Preparation time: 20 min
Cooking time: 50 min
2 Knorr Vegetable Stock Pot
2 tbsps olive oil
2 small onions, peeled and finely chopped
3 garlic cloves, peeled and finely chopped
6 small carrots, peeled and finely chopped
3 celery stalks, finely chopped
2 tbsps tomato puree (optional)
2 x 420g tins of butter beans in water, drained
500g pumpkin, peeled and chopped into chunks
2 courgettes or 6–8 baby courgettes, cut into chunks
1 tsp chopped fresh thyme
Crusty bread, to serve
First, make the stock. Dissolve the Knorr Vegetable Stock Pots in 1.2l of boiling water, stirring until thoroughly dissolved. Place the Knorr Vegetable Stock in a large saucepan and bring to a gentle simmer.
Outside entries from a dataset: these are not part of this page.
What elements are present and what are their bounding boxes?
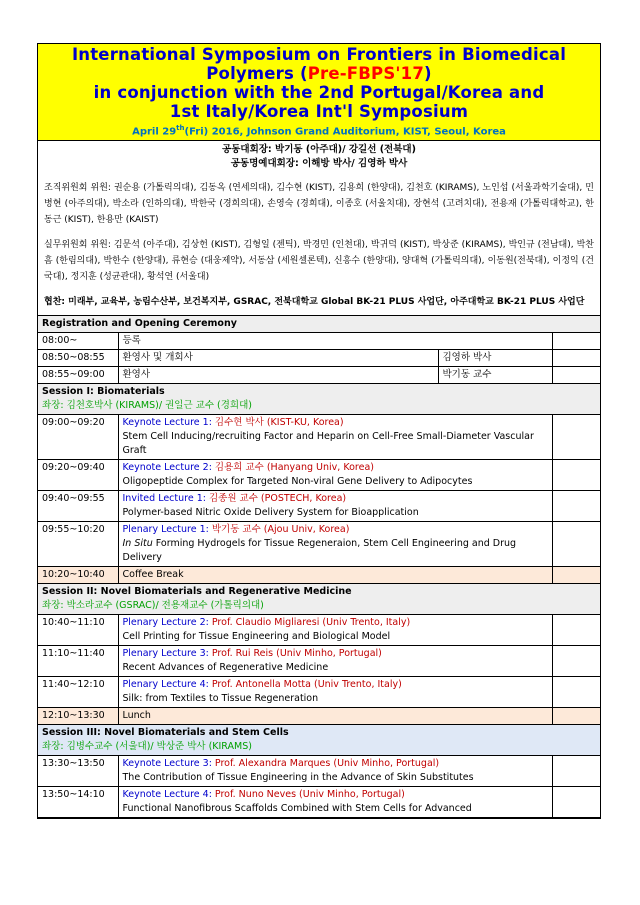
event-abbrev: Pre-FBPS'17 xyxy=(307,64,425,83)
empty-cell xyxy=(552,350,600,367)
title-line-3: in conjunction with the 2nd Portugal/Korea and xyxy=(93,83,545,102)
lecture-type: Keynote Lecture 4: xyxy=(122,789,215,801)
time-cell: 10:40~11:10 xyxy=(38,615,118,646)
table-row xyxy=(38,491,600,522)
title-line-2 xyxy=(40,64,598,83)
person-cell xyxy=(552,333,600,350)
committee-block xyxy=(38,141,600,316)
title-line-4: 1st Italy/Korea Int'l Symposium xyxy=(169,102,469,121)
event-cell: 환영사 xyxy=(118,367,438,384)
time-cell: 13:30~13:50 xyxy=(38,756,118,787)
lecture-title-italic: In Situ xyxy=(122,538,153,550)
section-3-title: Session III: Novel Biomaterials and Stem Cells xyxy=(42,727,289,739)
table-row xyxy=(38,350,600,367)
title-line-2a: Polymers ( xyxy=(206,64,308,83)
table-row xyxy=(38,708,600,725)
lecture-cell xyxy=(118,491,552,522)
speaker: Prof. Claudio Migliaresi (Univ Trento, Italy) xyxy=(211,617,411,629)
lecture-type: Plenary Lecture 3: xyxy=(122,648,212,660)
time-cell: 09:40~09:55 xyxy=(38,491,118,522)
lecture-type: Keynote Lecture 2: xyxy=(122,462,215,474)
honorary-chairs: 공동명예대회장: 이해방 박사/ 김영하 박사 xyxy=(230,158,408,170)
section-1-title: Session I: Biomaterials xyxy=(42,386,165,398)
empty-cell xyxy=(552,460,600,491)
event-cell: 등록 xyxy=(118,333,552,350)
section-3-header xyxy=(38,725,600,756)
empty-cell xyxy=(552,367,600,384)
event-cell: 환영사 및 개회사 xyxy=(118,350,438,367)
symposium-header xyxy=(38,44,600,141)
section-3-chairs: 좌장: 김병수교수 (서울대)/ 박상준 박사 (KIRAMS) xyxy=(42,741,252,753)
section-1-header xyxy=(38,384,600,415)
section-1-chairs: 좌장: 김천호박사 (KIRAMS)/ 권일근 교수 (경희대) xyxy=(42,400,252,412)
time-cell: 09:55~10:20 xyxy=(38,522,118,567)
time-cell: 13:50~14:10 xyxy=(38,787,118,818)
lecture-type: Plenary Lecture 1: xyxy=(122,524,212,536)
program-document xyxy=(37,43,601,819)
empty-cell xyxy=(552,415,600,460)
empty-cell xyxy=(552,787,600,818)
date-text: April 29 xyxy=(132,126,177,138)
speaker: Prof. Alexandra Marques (Univ Minho, Portugal) xyxy=(214,758,440,770)
break-cell: Coffee Break xyxy=(118,567,552,584)
cochairs: 공동대회장: 박기동 (아주대)/ 강길선 (전북대) xyxy=(222,144,416,156)
lecture-cell xyxy=(118,646,552,677)
break-cell: Lunch xyxy=(118,708,552,725)
lecture-cell xyxy=(118,522,552,567)
lecture-type: Keynote Lecture 3: xyxy=(122,758,215,770)
speaker: Prof. Nuno Neves (Univ Minho, Portugal) xyxy=(214,789,405,801)
lecture-cell xyxy=(118,677,552,708)
lecture-cell xyxy=(118,787,552,818)
lecture-cell xyxy=(118,460,552,491)
table-row xyxy=(38,646,600,677)
person-cell: 박기동 교수 xyxy=(438,367,552,384)
lecture-cell xyxy=(118,756,552,787)
time-cell: 12:10~13:30 xyxy=(38,708,118,725)
speaker: Prof. Antonella Motta (Univ Trento, Italy) xyxy=(211,679,402,691)
table-row xyxy=(38,522,600,567)
section-registration: Registration and Opening Ceremony xyxy=(38,316,600,333)
lecture-title: Recent Advances of Regenerative Medicine xyxy=(122,662,329,674)
lecture-title: Stem Cell Inducing/recruiting Factor and Heparin on Cell-Free Small-Diameter Vascular Graft xyxy=(122,431,534,457)
time-cell: 08:55~09:00 xyxy=(38,367,118,384)
time-cell: 09:00~09:20 xyxy=(38,415,118,460)
date-sup: th xyxy=(176,124,185,132)
lecture-cell xyxy=(118,615,552,646)
speaker: 김용희 교수 (Hanyang Univ, Korea) xyxy=(214,462,374,474)
section-2-chairs: 좌장: 박소라교수 (GSRAC)/ 전용재교수 (가톨릭의대) xyxy=(42,600,264,612)
time-cell: 09:20~09:40 xyxy=(38,460,118,491)
lecture-title: Silk: from Textiles to Tissue Regeneration xyxy=(122,693,319,705)
practical-committee: 실무위원회 위원: 김문석 (아주대), 김상헌 (KIST), 김형일 (젠틱), 박경민 (인천대), 박귀덕 (KIST), 박상준 (KIRAMS), 박인규 (전남대), 박찬흠 (한림의대), 박한수 (한양대), 류현승 (대웅제약), 서동삼 (세원셀론텍), 신흥수 (한양대), 양대혁 (가톨릭의대), 이동원(전북대), 이정익 (건국대), 정지훈 (성균관대), 황석연 (서울대) xyxy=(44,240,594,283)
lecture-type: Plenary Lecture 4: xyxy=(122,679,212,691)
table-row xyxy=(38,367,600,384)
empty-cell xyxy=(552,522,600,567)
lecture-title: The Contribution of Tissue Engineering in the Advance of Skin Substitutes xyxy=(122,772,474,784)
time-cell: 08:00~ xyxy=(38,333,118,350)
table-row xyxy=(38,460,600,491)
time-cell: 08:50~08:55 xyxy=(38,350,118,367)
title-line-2c: ) xyxy=(424,64,432,83)
lecture-title xyxy=(123,537,548,565)
lecture-type: Invited Lecture 1: xyxy=(122,493,209,505)
lecture-title: Functional Nanofibrous Scaffolds Combined with Stem Cells for Advanced xyxy=(122,803,472,815)
empty-cell xyxy=(552,708,600,725)
lecture-type: Keynote Lecture 1: xyxy=(122,417,215,429)
event-date-venue xyxy=(40,122,598,138)
table-row xyxy=(38,615,600,646)
lecture-cell xyxy=(118,415,552,460)
sponsors: 협찬: 미래부, 교육부, 농림수산부, 보건복지부, GSRAC, 전북대학교 Global BK-21 PLUS 사업단, 아주대학교 BK-21 PLUS 사업단 xyxy=(44,297,585,308)
speaker: 박기동 교수 (Ajou Univ, Korea) xyxy=(211,524,350,536)
section-2-header xyxy=(38,584,600,615)
empty-cell xyxy=(552,491,600,522)
lecture-title: Cell Printing for Tissue Engineering and Biological Model xyxy=(122,631,391,643)
empty-cell xyxy=(552,646,600,677)
time-cell: 10:20~10:40 xyxy=(38,567,118,584)
venue-text: (Fri) 2016, Johnson Grand Auditorium, KIST, Seoul, Korea xyxy=(184,126,506,138)
title-line-1: International Symposium on Frontiers in Biomedical xyxy=(71,45,567,64)
speaker: 김수현 박사 (KIST-KU, Korea) xyxy=(214,417,344,429)
table-row xyxy=(38,415,600,460)
empty-cell xyxy=(552,677,600,708)
empty-cell xyxy=(552,567,600,584)
lecture-title: Polymer-based Nitric Oxide Delivery System for Bioapplication xyxy=(122,507,419,519)
time-cell: 11:10~11:40 xyxy=(38,646,118,677)
speaker: 김종원 교수 (POSTECH, Korea) xyxy=(208,493,347,505)
table-row xyxy=(38,677,600,708)
organizing-committee: 조직위원회 위원: 권순용 (가톨릭의대), 김동옥 (연세의대), 김수현 (KIST), 김용희 (한양대), 김천호 (KIRAMS), 노인섭 (서울과학기술대), 민병현 (아주의대), 박소라 (인하의대), 박한국 (경희의대), 손영숙 (경희대), 이종호 (서울치대), 장현석 (고려치대), 전용재 (가톨릭대학교), 한동근 (KIST), 한용만 (KAIST) xyxy=(44,183,594,226)
speaker: Prof. Rui Reis (Univ Minho, Portugal) xyxy=(211,648,382,660)
lecture-type: Plenary Lecture 2: xyxy=(122,617,212,629)
empty-cell xyxy=(552,756,600,787)
table-row xyxy=(38,333,600,350)
section-2-title: Session II: Novel Biomaterials and Regenerative Medicine xyxy=(42,586,352,598)
person-cell: 김영하 박사 xyxy=(438,350,552,367)
table-row xyxy=(38,756,600,787)
schedule-table xyxy=(38,316,600,818)
lecture-title-rest: Forming Hydrogels for Tissue Regeneraion, Stem Cell Engineering and Drug Delivery xyxy=(122,538,517,564)
table-row xyxy=(38,787,600,818)
empty-cell xyxy=(552,615,600,646)
time-cell: 11:40~12:10 xyxy=(38,677,118,708)
lecture-title: Oligopeptide Complex for Targeted Non-viral Gene Delivery to Adipocytes xyxy=(122,476,473,488)
table-row xyxy=(38,567,600,584)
In a separate large heavy-based saucepan, heat the olive oil. Add in the onion and garlic and fry for 1–2 minutes over a high heat, stirring constantly so that they soften but don’t brown at all.
Add in the carrot and celery and cook for 2–3 minutes, stirring constantly. Add in the tomato puree – this will give the soup a great colour – and cook over a medium heat, stirring constantly to mix in well.
Bring the simmering Knorr Vegetable Stock to the boil and add to the onion mixture. Bring to the boil, then reduce the heat and simmer for 20 minutes.
Add in the drained butter beans and simmer for 10 minutes, then add in the pumpkin or butternut squash, bring to the boil and simmer for 10 minutes.
Add in courgettes and thyme, bring to the boil, reduce the heat and simmer for 5 more minutes. Adding fresh thyme gives a lovely flavour to the broth.
Check that the vegetables are cooked through; you want them tender, but retaining texture.
I'm a great fan of olive oil and I like to drizzle my soup with a little extra olive oil just before serving, but it’s your choice.
Take the soup to the table to serve. Some slices of crusty bread would go well with it.